I have tried many different things, including one from this answer with UnionToIntersection in the hope that with an intersection, I could simply exclude the $case, loop on the keys and return the type.
I always get a never type as output though.
Essentially, I thought I could get away with it with the following:
type ExtractOneOfTypes<T, K extends keyof T = keyof T> = {
[key in K]: T extends { $case: key } ? T[key] : never;
}[K];
Because in my oneOf, for each $case, on that same object there is a property name that is the same as the $case value. But this doesn’t work.

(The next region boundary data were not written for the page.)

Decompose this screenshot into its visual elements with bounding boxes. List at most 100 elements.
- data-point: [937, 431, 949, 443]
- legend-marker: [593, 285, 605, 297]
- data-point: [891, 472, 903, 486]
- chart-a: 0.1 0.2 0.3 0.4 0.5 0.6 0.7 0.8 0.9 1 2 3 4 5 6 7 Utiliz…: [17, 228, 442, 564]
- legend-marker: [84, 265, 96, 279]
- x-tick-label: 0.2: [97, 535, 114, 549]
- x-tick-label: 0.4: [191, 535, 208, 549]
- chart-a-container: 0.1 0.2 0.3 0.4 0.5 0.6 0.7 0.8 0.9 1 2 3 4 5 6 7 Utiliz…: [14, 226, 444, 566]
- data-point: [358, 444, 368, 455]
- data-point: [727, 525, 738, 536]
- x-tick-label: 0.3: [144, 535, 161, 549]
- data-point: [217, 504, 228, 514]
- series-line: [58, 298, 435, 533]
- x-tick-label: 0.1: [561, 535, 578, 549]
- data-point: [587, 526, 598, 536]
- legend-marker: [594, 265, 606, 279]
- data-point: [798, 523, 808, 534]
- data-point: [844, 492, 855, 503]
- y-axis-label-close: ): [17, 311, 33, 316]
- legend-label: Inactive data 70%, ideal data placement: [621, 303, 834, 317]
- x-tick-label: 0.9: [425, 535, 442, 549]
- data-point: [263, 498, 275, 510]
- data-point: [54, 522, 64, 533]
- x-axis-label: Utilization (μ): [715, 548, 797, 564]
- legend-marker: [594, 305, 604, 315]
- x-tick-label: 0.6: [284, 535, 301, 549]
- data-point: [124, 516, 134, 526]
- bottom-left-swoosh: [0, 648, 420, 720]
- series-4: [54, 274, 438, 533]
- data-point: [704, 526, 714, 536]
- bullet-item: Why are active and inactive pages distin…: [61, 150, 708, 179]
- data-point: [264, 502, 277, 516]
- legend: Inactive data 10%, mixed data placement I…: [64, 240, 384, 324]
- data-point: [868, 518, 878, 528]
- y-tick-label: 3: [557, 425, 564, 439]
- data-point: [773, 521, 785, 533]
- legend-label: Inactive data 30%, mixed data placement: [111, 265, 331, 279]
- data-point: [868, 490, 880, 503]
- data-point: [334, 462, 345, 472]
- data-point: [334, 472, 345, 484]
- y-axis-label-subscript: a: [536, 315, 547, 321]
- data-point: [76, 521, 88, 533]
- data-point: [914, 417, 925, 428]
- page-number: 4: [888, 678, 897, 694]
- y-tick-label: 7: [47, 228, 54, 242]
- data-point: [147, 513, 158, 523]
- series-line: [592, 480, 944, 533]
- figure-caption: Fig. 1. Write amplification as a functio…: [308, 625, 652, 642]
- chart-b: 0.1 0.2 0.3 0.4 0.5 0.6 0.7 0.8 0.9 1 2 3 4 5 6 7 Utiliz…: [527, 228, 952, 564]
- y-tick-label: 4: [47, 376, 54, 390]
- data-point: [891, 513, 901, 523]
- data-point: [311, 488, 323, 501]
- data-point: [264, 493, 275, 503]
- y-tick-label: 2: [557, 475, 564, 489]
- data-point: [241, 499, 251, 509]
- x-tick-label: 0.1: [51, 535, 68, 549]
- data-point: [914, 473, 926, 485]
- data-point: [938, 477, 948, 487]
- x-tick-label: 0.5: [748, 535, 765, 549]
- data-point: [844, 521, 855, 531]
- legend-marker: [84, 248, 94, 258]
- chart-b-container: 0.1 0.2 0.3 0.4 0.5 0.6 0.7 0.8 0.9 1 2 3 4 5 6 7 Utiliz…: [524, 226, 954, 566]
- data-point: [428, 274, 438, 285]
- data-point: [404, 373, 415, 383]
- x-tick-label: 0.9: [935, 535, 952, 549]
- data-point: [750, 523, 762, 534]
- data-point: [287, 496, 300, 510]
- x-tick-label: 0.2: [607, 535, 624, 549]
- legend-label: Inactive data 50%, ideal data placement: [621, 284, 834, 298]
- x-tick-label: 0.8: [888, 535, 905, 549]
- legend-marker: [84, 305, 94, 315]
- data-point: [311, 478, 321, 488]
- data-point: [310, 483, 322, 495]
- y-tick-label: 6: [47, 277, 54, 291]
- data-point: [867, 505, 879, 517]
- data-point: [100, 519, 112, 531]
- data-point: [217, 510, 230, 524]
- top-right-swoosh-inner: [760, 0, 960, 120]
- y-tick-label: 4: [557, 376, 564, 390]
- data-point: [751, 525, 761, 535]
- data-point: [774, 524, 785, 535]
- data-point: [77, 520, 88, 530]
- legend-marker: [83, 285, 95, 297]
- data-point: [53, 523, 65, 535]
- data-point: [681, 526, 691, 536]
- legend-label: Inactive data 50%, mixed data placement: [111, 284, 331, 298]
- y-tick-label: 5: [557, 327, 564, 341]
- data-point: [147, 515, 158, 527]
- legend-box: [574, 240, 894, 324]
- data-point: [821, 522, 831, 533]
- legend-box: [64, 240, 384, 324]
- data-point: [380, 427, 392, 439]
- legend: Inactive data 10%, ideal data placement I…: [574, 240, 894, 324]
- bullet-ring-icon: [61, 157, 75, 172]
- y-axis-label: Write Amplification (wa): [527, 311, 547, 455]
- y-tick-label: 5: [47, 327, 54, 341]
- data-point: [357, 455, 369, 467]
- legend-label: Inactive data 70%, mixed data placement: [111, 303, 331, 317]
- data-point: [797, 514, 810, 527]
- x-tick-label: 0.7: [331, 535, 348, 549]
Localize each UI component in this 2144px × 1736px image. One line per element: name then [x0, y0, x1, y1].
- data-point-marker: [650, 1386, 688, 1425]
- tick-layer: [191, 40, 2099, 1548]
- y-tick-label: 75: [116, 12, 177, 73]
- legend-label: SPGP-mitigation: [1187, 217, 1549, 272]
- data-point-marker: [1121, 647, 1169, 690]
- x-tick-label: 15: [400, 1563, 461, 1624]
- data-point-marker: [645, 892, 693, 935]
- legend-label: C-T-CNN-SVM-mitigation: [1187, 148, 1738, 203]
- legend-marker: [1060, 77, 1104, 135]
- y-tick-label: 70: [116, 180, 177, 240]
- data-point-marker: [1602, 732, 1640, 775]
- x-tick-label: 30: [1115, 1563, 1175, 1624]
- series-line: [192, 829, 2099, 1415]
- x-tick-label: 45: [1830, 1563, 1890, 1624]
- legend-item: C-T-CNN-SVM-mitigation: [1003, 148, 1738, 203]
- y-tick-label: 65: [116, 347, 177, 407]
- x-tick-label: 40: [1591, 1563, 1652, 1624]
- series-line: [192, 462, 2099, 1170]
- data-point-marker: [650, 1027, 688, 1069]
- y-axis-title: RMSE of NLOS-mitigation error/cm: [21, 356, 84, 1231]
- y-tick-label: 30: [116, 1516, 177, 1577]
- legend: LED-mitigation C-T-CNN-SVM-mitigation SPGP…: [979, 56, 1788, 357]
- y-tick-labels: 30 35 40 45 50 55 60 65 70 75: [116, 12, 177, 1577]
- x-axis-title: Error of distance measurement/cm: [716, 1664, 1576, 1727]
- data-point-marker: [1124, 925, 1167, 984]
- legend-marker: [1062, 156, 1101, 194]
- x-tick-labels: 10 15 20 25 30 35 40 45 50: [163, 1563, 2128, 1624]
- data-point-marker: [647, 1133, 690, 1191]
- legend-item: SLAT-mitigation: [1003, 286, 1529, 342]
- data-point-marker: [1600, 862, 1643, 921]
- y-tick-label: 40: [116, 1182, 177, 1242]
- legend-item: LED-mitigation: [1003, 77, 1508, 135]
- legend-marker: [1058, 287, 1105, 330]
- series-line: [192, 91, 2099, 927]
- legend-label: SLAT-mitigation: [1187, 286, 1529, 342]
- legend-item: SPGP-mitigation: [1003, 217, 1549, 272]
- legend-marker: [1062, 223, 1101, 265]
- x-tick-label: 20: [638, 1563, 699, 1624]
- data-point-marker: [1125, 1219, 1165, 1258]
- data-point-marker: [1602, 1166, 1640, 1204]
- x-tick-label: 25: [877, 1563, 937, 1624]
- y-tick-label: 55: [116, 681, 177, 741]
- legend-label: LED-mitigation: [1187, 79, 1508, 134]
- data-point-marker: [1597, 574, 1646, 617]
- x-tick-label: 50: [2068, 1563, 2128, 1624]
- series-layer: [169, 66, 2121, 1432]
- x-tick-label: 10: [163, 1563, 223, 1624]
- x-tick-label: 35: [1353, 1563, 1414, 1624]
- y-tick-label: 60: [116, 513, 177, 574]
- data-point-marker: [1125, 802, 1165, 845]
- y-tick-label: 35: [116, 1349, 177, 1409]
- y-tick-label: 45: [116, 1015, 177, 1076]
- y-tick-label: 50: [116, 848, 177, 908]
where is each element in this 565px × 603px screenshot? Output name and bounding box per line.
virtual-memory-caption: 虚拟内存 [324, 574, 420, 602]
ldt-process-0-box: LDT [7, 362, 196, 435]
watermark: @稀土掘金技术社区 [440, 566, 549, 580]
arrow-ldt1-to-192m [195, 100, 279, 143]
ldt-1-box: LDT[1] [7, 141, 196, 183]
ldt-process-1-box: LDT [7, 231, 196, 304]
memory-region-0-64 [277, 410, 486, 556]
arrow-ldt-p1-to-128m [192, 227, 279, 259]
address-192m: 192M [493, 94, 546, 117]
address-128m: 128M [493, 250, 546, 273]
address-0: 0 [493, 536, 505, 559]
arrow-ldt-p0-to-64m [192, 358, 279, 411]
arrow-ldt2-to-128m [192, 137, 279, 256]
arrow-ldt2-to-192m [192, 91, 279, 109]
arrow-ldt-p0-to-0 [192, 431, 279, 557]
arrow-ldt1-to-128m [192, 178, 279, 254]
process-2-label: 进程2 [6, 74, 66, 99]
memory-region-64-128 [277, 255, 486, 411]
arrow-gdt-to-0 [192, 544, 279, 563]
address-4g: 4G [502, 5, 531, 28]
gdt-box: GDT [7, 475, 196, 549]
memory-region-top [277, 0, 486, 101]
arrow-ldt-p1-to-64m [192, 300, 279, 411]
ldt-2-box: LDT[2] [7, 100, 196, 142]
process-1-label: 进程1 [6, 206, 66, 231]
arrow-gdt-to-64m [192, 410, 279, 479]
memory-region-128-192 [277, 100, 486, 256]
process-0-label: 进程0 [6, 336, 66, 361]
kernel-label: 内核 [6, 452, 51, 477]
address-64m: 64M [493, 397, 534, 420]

Any ideas?
>Solution :
You you can infer the literal value type of $case and then check if it’s a keyof T using a nested Conditional Type like so:
type One = { one: string };
type Two = { two: number };
type Three = { three: boolean };
type OneOf =
| { $case: "one"; one: One }
| { $case: "two"; two: Two }
| { $case: "three"; three: Three };
type ExtractOneOfTypes<T, K extends keyof T> = T extends { [Key in K]: infer U }
? U extends keyof T
? T[U]
: never
: never;
type ExtractedType = ExtractOneOfTypes<OneOf, "$case">;
// ^? type ExtractedType = One | Two | Three